‘Petualangan Sherina’ jadi film pertama yang kutonton di bioskop seumur hidupku. Dengan ingatan masa kecil yang tidak bagus-bagus amat, ada beberapa adegan yang masih lekat di benakku hingga kini.
Mulai dari Planetarium Bosscha, Sherina (Sherina Munaf) menjuluki Sadam (Derby Romero) sebagai “Anak mami”, Sherina yang membawa bekal permen kacang bersalut coklat warna-warni, “Namaku Kertarajasa,” ketegangan petualangan Sherina dan Sadam, momen persahabatan yang menggemaskan, hingga lagu-lagu yang jadi original soundtrack film karya Mira Lesmana dan Riri Riza itu.

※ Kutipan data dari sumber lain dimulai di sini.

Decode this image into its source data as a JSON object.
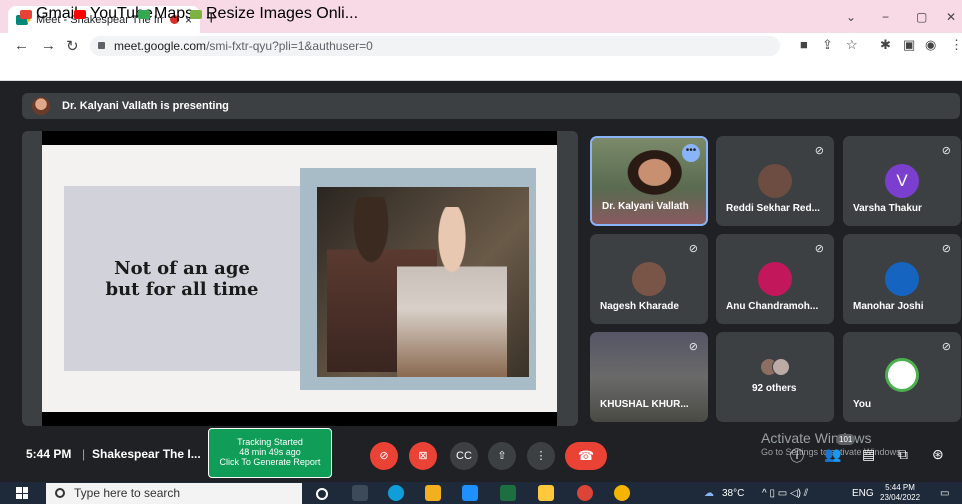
{
  "browser": {
    "tab_title": "Meet - Shakespear The Imm",
    "tab_close": "×",
    "new_tab": "+",
    "url_host": "meet.google.com",
    "url_path": "/smi-fxtr-qyu?pli=1&authuser=0",
    "window_controls": [
      "⌄",
      "−",
      "▢",
      "✕"
    ],
    "bookmarks": [
      {
        "label": "Gmail",
        "color": "#ea4335"
      },
      {
        "label": "YouTube",
        "color": "#ff0000"
      },
      {
        "label": "Maps",
        "color": "#34a853"
      },
      {
        "label": "Resize Images Onli...",
        "color": "#7cb342"
      }
    ]
  },
  "meet": {
    "presenting_text": "Dr. Kalyani Vallath is presenting",
    "slide_quote": "Not of an age\nbut for all time",
    "participants": [
      {
        "name": "Dr. Kalyani Vallath",
        "type": "video-active"
      },
      {
        "name": "Reddi Sekhar Red...",
        "type": "photo",
        "color": "#6d4c41"
      },
      {
        "name": "Varsha Thakur",
        "type": "letter",
        "letter": "V",
        "color": "#7b3fd0"
      },
      {
        "name": "Nagesh Kharade",
        "type": "photo",
        "color": "#795548"
      },
      {
        "name": "Anu Chandramoh...",
        "type": "photo",
        "color": "#c2185b"
      },
      {
        "name": "Manohar Joshi",
        "type": "photo",
        "color": "#1565c0"
      },
      {
        "name": "KHUSHAL KHUR...",
        "type": "video"
      },
      {
        "name": "92 others",
        "type": "others"
      },
      {
        "name": "You",
        "type": "logo"
      }
    ],
    "time": "5:44 PM",
    "separator": "|",
    "meeting_name": "Shakespear The I...",
    "tracker_line1": "Tracking Started",
    "tracker_line2": "48 min 49s ago",
    "tracker_line3": "Click To Generate Report",
    "people_count": "101",
    "watermark_title": "Activate Windows",
    "watermark_sub": "Go to Settings to activate Windows."
  },
  "taskbar": {
    "search_placeholder": "Type here to search",
    "temperature": "38°C",
    "language": "ENG",
    "clock_time": "5:44 PM",
    "clock_date": "23/04/2022"
  }
}
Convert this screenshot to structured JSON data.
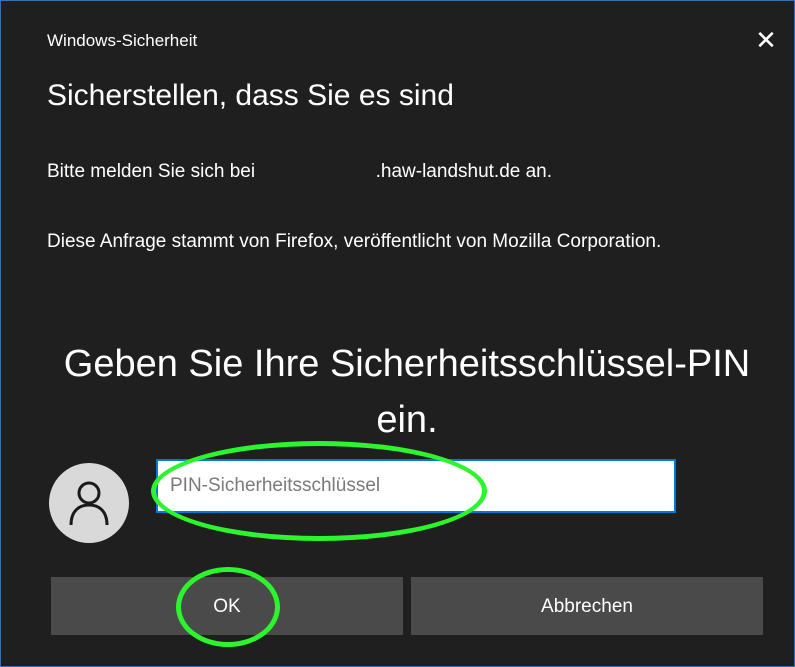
{
  "window": {
    "title": "Windows-Sicherheit",
    "close_symbol": "✕"
  },
  "dialog": {
    "heading": "Sicherstellen, dass Sie es sind",
    "signin_prefix": "Bitte melden Sie sich bei",
    "signin_suffix": ".haw-landshut.de an.",
    "request_source": "Diese Anfrage stammt von Firefox, veröffentlicht von Mozilla Corporation.",
    "prompt": "Geben Sie Ihre Sicherheitsschlüssel-PIN ein."
  },
  "pin_field": {
    "placeholder": "PIN-Sicherheitsschlüssel",
    "value": ""
  },
  "buttons": {
    "ok_label": "OK",
    "cancel_label": "Abbrechen"
  },
  "colors": {
    "dialog_background": "#1f1f1f",
    "button_background": "#4a4a4a",
    "input_border": "#0078d7",
    "highlight": "#2df52d"
  },
  "icons": {
    "avatar": "user-icon",
    "close": "close-icon"
  }
}
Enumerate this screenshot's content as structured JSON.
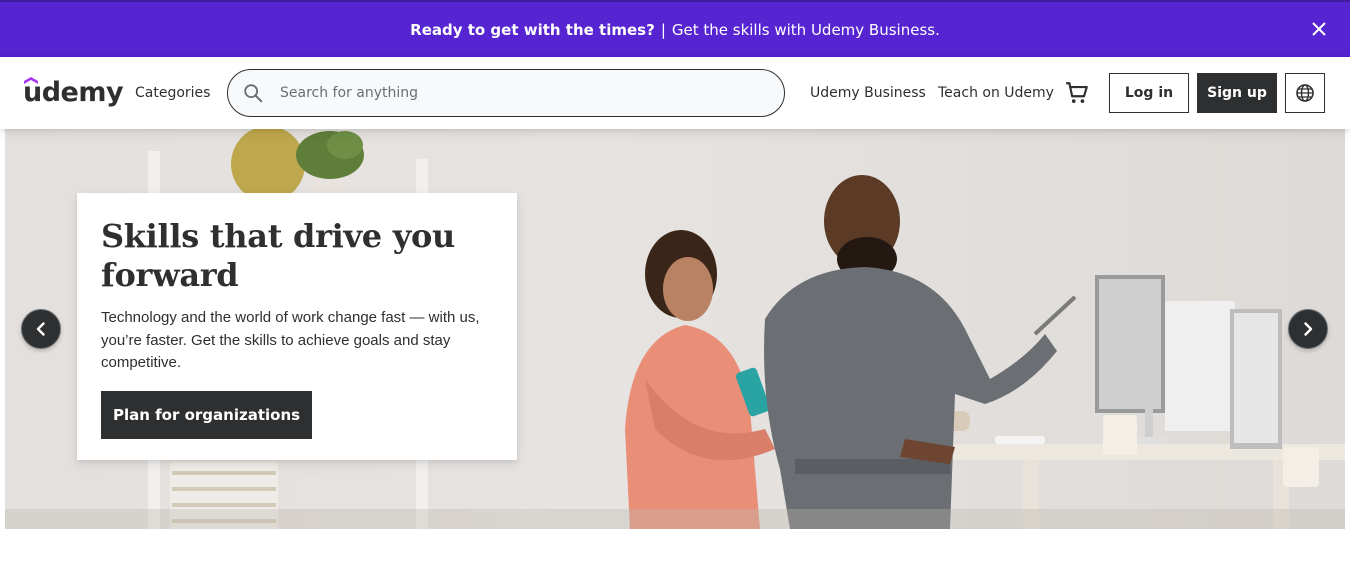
{
  "banner": {
    "bold_text": "Ready to get with the times?",
    "separator": "|",
    "text": "Get the skills with Udemy Business.",
    "background": "#5624d0"
  },
  "header": {
    "logo_text": "udemy",
    "categories_label": "Categories",
    "search_placeholder": "Search for anything",
    "udemy_business_label": "Udemy Business",
    "teach_label": "Teach on Udemy",
    "login_label": "Log in",
    "signup_label": "Sign up",
    "icons": [
      "search-icon",
      "cart-icon",
      "globe-icon",
      "close-icon"
    ]
  },
  "hero": {
    "title": "Skills that drive you forward",
    "description": "Technology and the world of work change fast — with us, you’re faster. Get the skills to achieve goals and stay competitive.",
    "cta_label": "Plan for organizations"
  },
  "colors": {
    "brand_purple": "#a435f0",
    "dark": "#2d2f31"
  }
}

Dengan latar tempat utama di Bandung dan Lembang, tempatku lahir dan tumbuh besar, film ‘Petualangan Sherina’ terasa begitu dekat.
23 tahun kemudian, aku menonton ‘Petualangan Sherina 2’, menyaksikan Sherina dan Sadam kecil beranjak dewasa. Tokoh Sherina masih diperankan oleh Sherina Munaf dan Sadam oleh Derby Romero. Bahkan Mathias Muchus dan Uci Nurul masih berperan sebagai ayah dan ibu Sherina.

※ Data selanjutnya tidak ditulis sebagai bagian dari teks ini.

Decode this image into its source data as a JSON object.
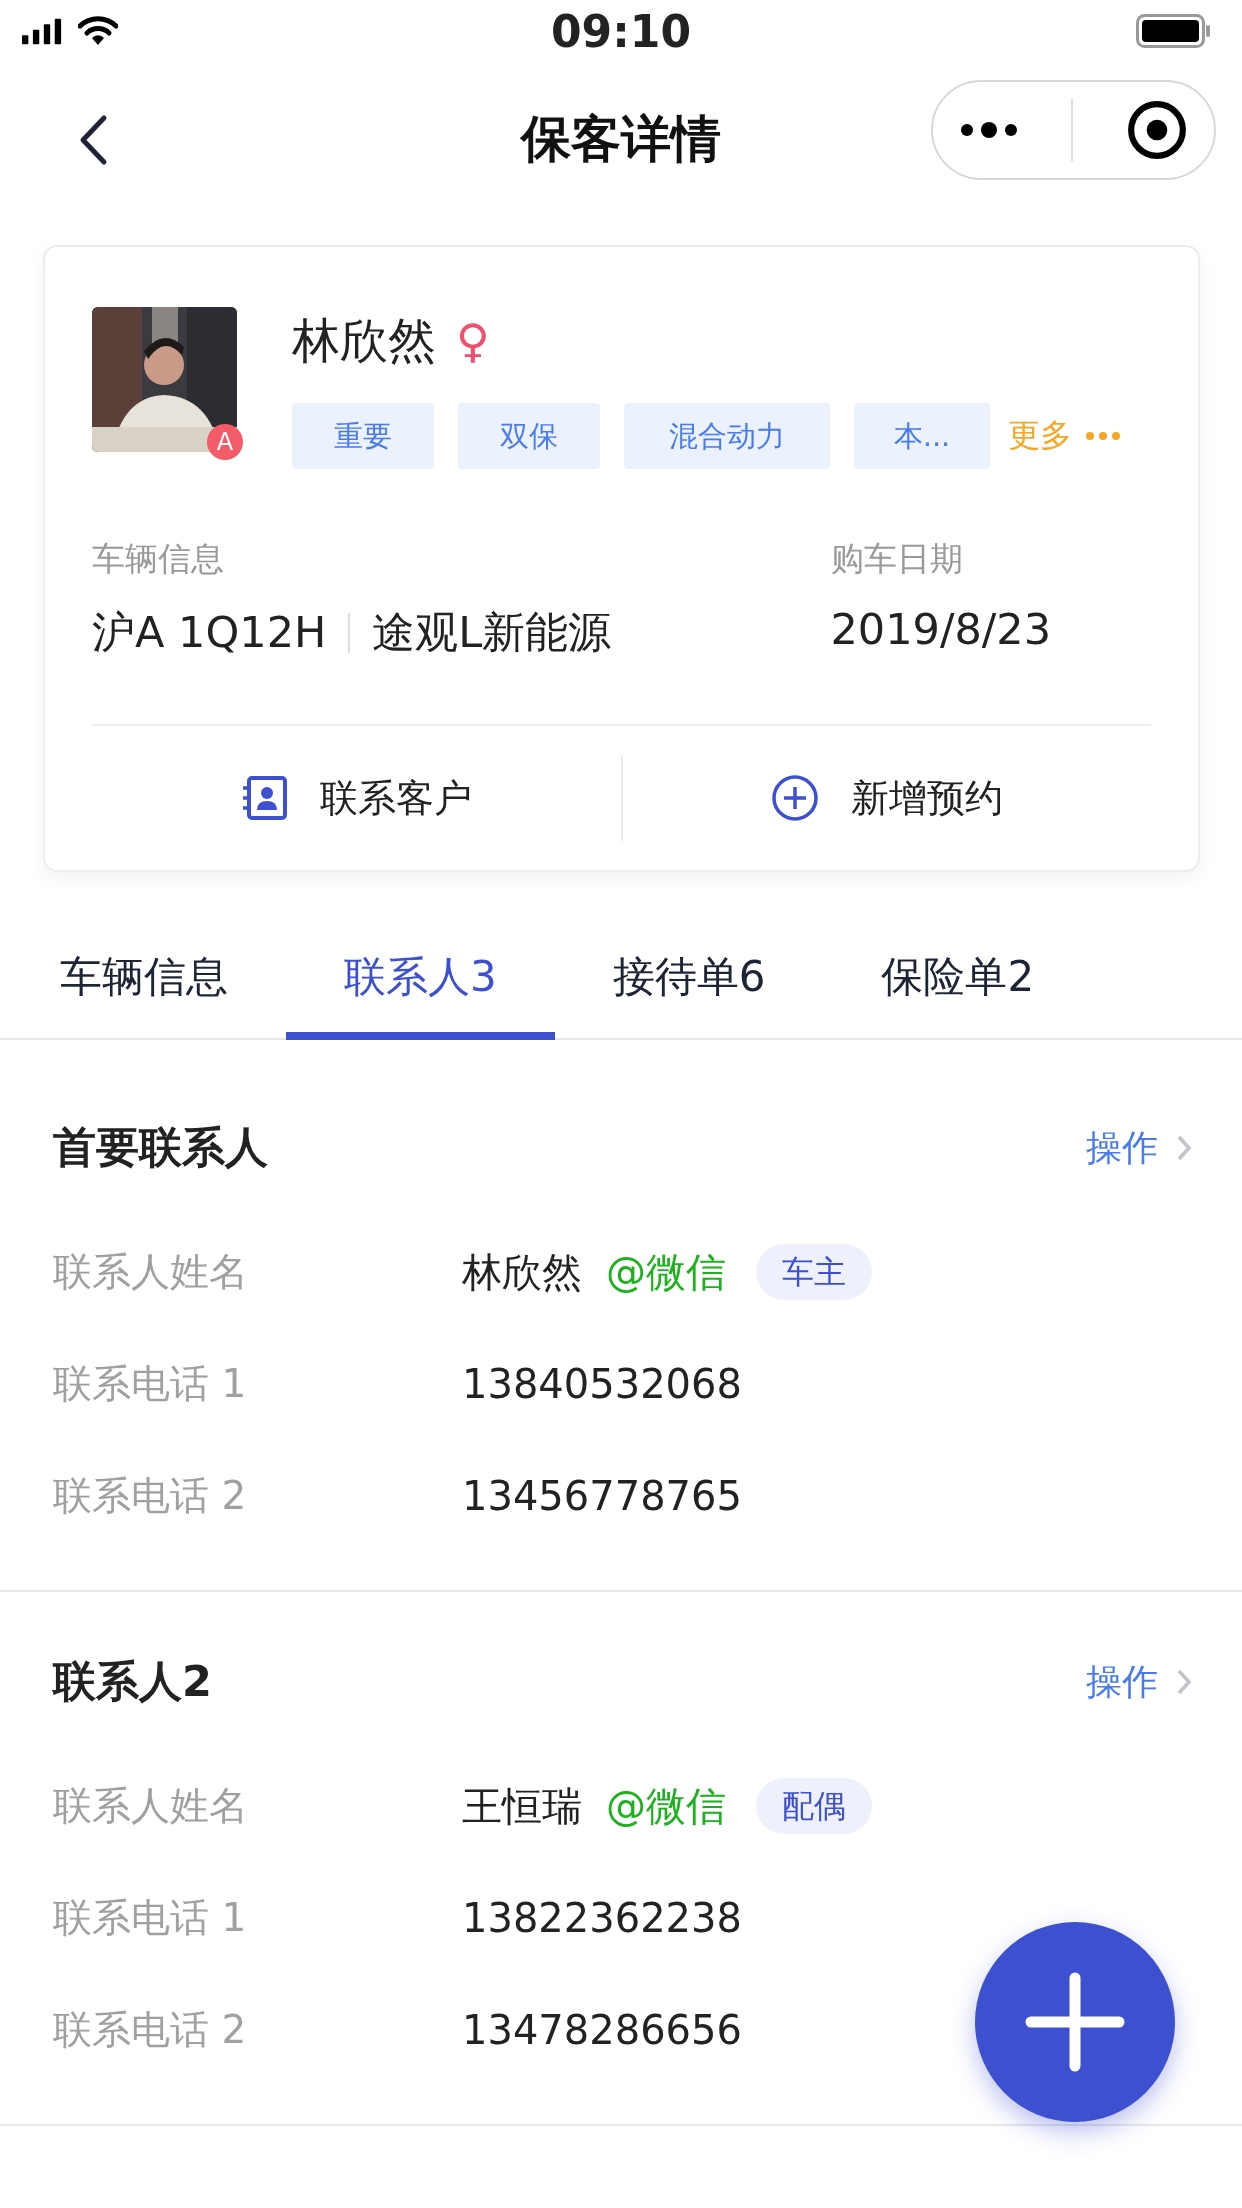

Dengan menggunakan pemeran utama yang sama, film ‘Petualangan Sherina 2’ semakin terasa sebagai sebuah ajang nostalgia besar. Bagiku dan banyak penonton lainnya yang menyaksikan ‘Petualangan Sherina’ saat masih kecil, rasanya kami tumbuh bersama Sherina, Sadam, dan keluarga mereka.
Romantisme Kehidupan Jurnalis Ibukota dan Manajer Program LSM
Awalnya, aku kaget saat mendapati Sherina dewasa dalam ‘Petualangan Sherina 2’ bekerja sebagai jurnalis televisi. “Duh, Sherina!” celetukku sebagai seorang jurnalis, dalam hati. “Ngapain sih, jadi jurnalis segala di Indonesia?”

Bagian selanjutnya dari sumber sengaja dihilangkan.